L’ordonnance de clôture a été rendue le 27 mai 2016.
MOTIFS :
La recevabilité de l’appel n’est pas discutée.
Il convient au préalable de donner acte à la cohérie IZ-JB en leur renonciation à leur intervention volontaire à la présente instance.
Il sera donné acte à Madame FZ FF et Monsieur GI GJ de leur intervention volontaire au lieu et place de leur mère et ET-mère Madame MP FL veuve FF, décédée le XXX à XXX
Les consorts EH,AD, EW, sont les ayants droit de PQ PK a MAI décédée le XXX et de FA EH, décédé le XXX, ces derniers ayant de leur vivant revendiqué QE fait l’acquisition d’un certain nombre de terres et notamment celles connues sous le nom du domaine DX, englobant outre cette dernière, les terres DV, FT et DY ; le litige dont est saisi la présente juridiction concerne la propriété des terres suscitées tant par les ayants droit des époux de FA EH que par ceux de CV EZ-MS ; dès lors, les consorts EH, AD, EW ont qualité à agir. La cour examinera successivement :
— l’exception de nullité soulevée par IG EW, relative à la vente du 7 mai 1920 ;
— la revendication des terres DV (parcelles 1, 2, 3 et 4) et DW,DX et DY ;
— les demandes de Madame HD EV relatives à l’acquisition du domaine « DX » par prescription décennale QE trentenaire ;
— la nullité de la vente passée par Madame MP FF à l’OTHS.

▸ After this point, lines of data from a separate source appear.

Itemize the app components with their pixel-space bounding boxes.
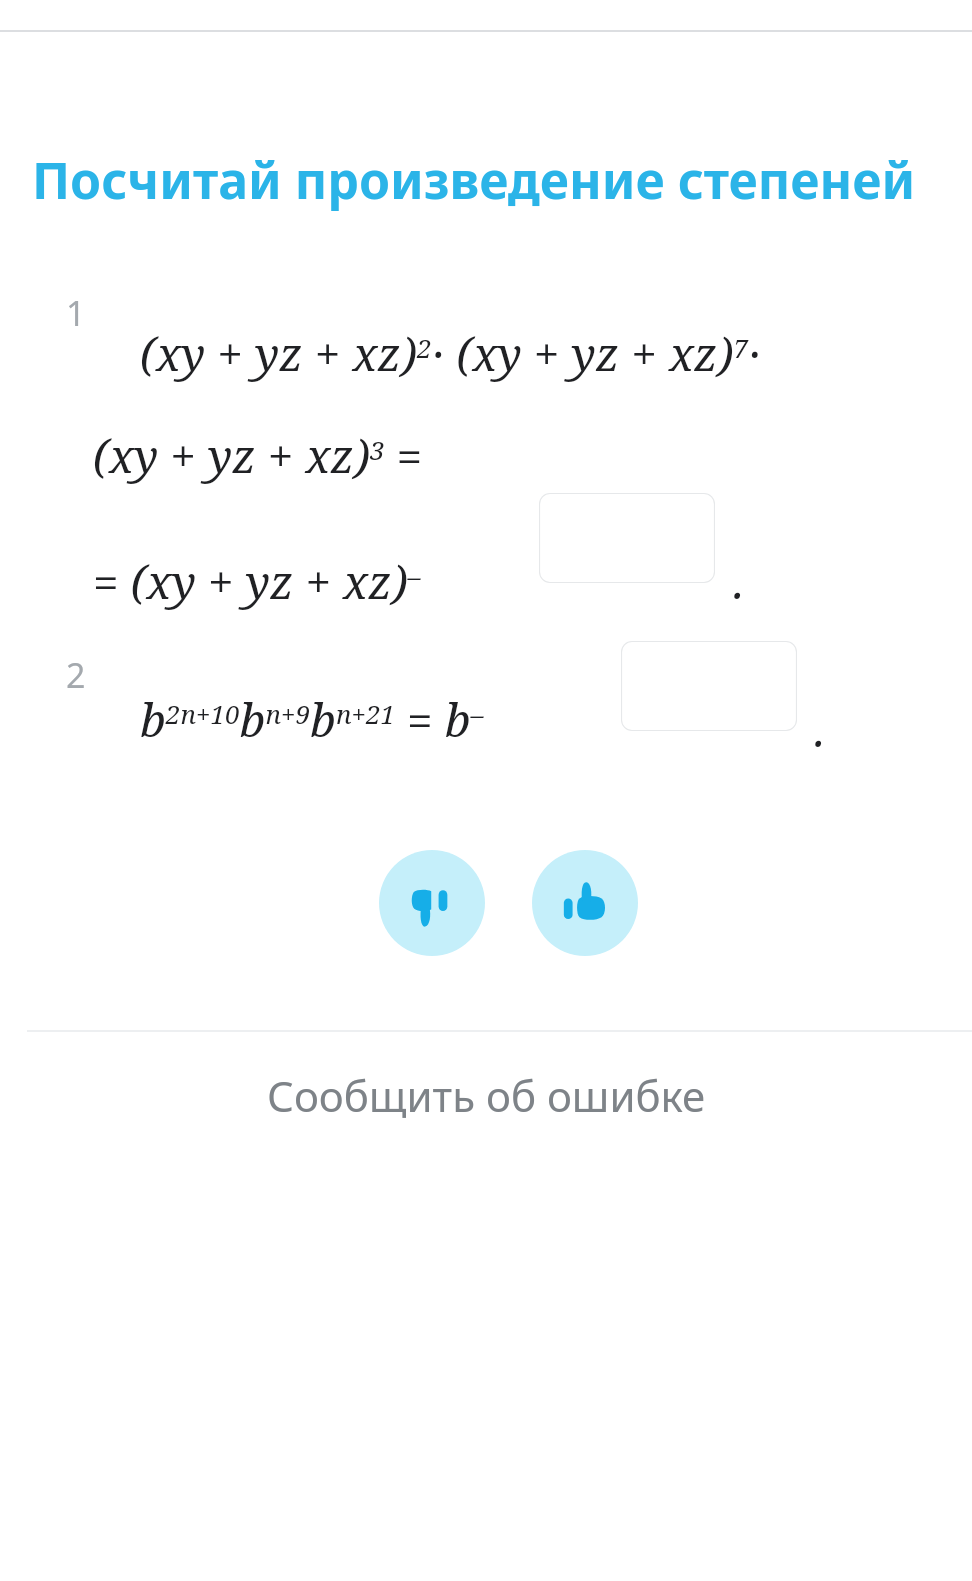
- staticText: Посчитай произведение степеней: [32, 146, 916, 214]
- staticText: .: [733, 550, 745, 613]
- staticText: .: [814, 698, 826, 761]
- button[interactable]: [621, 641, 797, 731]
- staticText: (xy + yz + xz)3 =: [93, 424, 423, 487]
- staticText: (xy + yz + xz)2· (xy + yz + xz)7·: [140, 322, 762, 385]
- staticText: b2n+10bn+9bn+21 = b–: [140, 688, 484, 751]
- button[interactable]: [539, 493, 715, 583]
- staticText: Сообщить об ошибке: [267, 1067, 706, 1124]
- button[interactable]: Like: [532, 850, 638, 956]
- staticText: 1: [66, 290, 86, 336]
- button[interactable]: Dislike: [379, 850, 485, 956]
- button[interactable]: Сообщить об ошибке: [0, 1055, 972, 1135]
- staticText: = (xy + yz + xz)–: [93, 550, 421, 613]
- staticText: 2: [66, 652, 86, 698]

Sur l’exception de nullité soulevée par IG EW relative à la validité de la vente intervenue le 7 mai 1920.
L’exception de nullité soulevée par IG ND ne constitue pas une exception de nullité au sens des articles 43 et suivants du code de procédure civile de la Polynésie française qui ne visent, à l’exception des irrégularités tenant aux déchéances et forclusion, que les irrégularités d’exploits QE d’actes de procédure, pouvant être couvertes par la régularisation ultérieure de l’acte sous certaines conditions ; en réalité, il ne s’agit pas d’une exception mais d’une action en nullité constitutive d’un moyen de défense au fond, la nullité d’un acte juridique, en l’espèce l’acte de vente du 7 mai 1920.

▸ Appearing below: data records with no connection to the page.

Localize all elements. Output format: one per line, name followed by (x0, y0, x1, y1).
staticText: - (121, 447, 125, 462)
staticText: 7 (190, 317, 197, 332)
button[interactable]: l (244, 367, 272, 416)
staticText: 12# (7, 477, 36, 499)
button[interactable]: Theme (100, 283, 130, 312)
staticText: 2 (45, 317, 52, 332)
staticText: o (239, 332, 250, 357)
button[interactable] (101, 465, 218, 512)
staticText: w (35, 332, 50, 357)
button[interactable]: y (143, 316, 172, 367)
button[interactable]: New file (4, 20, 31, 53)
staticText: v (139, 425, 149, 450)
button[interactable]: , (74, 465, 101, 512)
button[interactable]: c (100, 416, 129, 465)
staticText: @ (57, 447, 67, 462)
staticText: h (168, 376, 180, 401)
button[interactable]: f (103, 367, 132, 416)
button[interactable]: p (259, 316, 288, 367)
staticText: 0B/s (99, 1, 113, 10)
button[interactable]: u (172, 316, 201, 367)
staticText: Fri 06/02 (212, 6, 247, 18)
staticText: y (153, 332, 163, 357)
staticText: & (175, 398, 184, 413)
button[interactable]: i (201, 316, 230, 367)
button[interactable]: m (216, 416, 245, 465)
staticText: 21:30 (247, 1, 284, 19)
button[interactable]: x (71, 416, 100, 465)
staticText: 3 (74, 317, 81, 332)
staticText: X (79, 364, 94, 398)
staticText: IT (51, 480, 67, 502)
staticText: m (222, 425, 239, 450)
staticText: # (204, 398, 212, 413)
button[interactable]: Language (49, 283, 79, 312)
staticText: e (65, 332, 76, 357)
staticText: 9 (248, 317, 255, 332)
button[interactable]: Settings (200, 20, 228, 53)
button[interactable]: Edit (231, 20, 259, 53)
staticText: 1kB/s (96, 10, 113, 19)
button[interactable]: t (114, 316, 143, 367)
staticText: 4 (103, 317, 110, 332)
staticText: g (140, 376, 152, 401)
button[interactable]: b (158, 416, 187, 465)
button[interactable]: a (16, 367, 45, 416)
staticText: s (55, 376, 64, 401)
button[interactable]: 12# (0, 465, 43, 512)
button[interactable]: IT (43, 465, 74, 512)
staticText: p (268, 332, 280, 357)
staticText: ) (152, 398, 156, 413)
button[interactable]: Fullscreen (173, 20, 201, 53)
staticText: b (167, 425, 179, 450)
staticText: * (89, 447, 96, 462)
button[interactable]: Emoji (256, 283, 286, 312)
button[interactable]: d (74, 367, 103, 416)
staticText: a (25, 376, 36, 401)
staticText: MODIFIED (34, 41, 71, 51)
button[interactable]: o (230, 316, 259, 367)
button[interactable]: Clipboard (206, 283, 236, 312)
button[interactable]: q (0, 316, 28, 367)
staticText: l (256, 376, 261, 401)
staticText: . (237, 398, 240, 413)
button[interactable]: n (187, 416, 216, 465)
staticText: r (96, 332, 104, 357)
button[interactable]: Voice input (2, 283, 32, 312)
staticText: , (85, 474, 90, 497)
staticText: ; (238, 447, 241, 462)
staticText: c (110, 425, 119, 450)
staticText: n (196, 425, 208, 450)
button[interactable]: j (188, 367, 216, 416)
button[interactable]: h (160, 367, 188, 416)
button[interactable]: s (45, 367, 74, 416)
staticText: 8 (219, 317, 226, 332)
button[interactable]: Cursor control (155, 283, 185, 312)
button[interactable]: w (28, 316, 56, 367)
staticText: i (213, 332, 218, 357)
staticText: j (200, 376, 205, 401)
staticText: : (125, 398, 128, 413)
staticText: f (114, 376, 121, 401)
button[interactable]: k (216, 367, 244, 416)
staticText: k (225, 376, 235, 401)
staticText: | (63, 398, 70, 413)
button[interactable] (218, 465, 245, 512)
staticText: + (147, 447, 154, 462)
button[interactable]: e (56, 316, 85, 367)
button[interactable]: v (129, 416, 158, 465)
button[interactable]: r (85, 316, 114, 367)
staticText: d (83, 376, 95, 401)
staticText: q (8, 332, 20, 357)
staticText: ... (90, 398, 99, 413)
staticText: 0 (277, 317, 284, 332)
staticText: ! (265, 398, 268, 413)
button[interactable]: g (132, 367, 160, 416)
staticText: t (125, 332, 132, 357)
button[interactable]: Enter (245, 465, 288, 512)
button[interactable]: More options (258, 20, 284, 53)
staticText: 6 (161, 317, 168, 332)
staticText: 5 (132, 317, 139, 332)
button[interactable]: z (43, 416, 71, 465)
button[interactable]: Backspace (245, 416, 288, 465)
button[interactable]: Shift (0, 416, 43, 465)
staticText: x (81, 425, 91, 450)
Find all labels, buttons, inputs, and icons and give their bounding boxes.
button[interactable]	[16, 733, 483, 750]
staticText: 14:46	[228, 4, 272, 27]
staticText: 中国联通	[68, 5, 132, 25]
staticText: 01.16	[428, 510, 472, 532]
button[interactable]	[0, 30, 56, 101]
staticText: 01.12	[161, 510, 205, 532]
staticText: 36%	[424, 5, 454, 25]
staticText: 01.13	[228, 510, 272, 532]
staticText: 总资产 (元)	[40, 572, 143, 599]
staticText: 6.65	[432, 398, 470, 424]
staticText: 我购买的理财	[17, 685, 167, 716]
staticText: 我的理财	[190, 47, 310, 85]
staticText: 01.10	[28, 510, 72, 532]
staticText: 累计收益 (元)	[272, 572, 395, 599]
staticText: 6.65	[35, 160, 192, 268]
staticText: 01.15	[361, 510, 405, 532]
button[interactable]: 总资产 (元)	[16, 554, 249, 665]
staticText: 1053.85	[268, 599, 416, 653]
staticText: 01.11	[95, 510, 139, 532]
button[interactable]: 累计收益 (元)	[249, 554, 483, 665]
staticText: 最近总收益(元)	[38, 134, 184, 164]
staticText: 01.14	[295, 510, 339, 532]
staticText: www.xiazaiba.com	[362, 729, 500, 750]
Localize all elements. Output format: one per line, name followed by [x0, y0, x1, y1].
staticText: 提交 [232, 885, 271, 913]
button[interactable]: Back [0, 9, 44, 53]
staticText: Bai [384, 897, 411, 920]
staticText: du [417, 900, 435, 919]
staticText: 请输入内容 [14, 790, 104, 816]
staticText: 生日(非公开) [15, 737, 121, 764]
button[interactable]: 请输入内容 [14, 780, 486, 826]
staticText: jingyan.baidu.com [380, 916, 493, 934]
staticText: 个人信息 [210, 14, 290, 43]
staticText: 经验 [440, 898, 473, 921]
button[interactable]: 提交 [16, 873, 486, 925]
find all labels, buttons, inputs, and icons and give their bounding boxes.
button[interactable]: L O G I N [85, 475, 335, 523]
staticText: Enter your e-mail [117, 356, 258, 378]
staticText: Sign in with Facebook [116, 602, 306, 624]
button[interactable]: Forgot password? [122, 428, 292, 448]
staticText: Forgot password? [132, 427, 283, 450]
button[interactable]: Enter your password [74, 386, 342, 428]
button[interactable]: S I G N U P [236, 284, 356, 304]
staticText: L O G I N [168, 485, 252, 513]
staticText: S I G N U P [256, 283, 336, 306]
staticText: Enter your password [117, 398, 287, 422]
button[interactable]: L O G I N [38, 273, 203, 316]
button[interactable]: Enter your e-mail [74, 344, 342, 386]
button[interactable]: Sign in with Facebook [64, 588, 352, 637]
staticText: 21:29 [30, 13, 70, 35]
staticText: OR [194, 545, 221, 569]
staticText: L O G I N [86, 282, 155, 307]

Dès lors, l’exception de nullité soulevée par IG NE sera rejetée.
Sur la propriété des terres DV (parcelles 1, 2, 3 et 4) et DW :
Il ne résulte pas des pièces produites aux débats que Monsieur EZ-MS justifie de l’acquisition de ces terres et leurs insertions dans la terre DX (devenue en 1935 domaine DX) ; en effet, la lecture de l’acte de vente du 7 mai 1920 fait apparaître nominativement diverses terres, mais pas les terres suscitées ; de plus, et contrairement aux dires de l’appelante, la date de la vente de la terre DW, soit le 16 février 1922, établit qu’elle ne pouvait être englobée par la terre DX en 1920 puisqu’elle n’a été achetée que deux ans plus tard par Monsieur EZ-MS ; enfin, ce dernier ne démontre pas plus l’acquisition des parcelles DV ;
Dès lors, c’est à juste titre et par des motifs pertinents et suffisants que la cour adopte, que le premier juge a dit que les terres DV et la moitié de la terre DW ne sont jamais rentrées dans le patrimoine de EZ-MS et qu’en conséquence, ce dernier n’a pu les apporter en société à la Compagnie Industrielle et Agricole de l’Océanie et, par là-même, les acquérir dans l’adjudication de 1935.
Le jugement du 22 septembre 1992 sera confirmé sur ce point.
Sur la propriété des terres DX et DY et leurs cessions :
Il n’est pas contesté par les parties que la terre DY ait été attribuée 9 septembre 1901 à ML PK a MAI, épouse EH et à EN a EO ; que, par acte sous-seing privé du 2 mai 1914, cette dernière a vendu sa part à K AD, lequel l’a revendue à FA EH, par acte du 31 janvier 1916, après le décès de sa femme le 25 Février 1911 ; que, si ladite attribution a été effectuée pendant le mariage, c’est un bien qui reste propre à ML PK a MAI pour les raisons suivantes : les certificats de propriété remis après la revendication sont déclaratifs de droit et ne font que reconnaître une propriété qui existait depuis l’origine et seuls les Polynésiens d’origine pouvaient revendiquer une terre en Polynésie. En conséquence, ML PK a MAI, épouse EH possédait en bien propre la moitié de cette terre.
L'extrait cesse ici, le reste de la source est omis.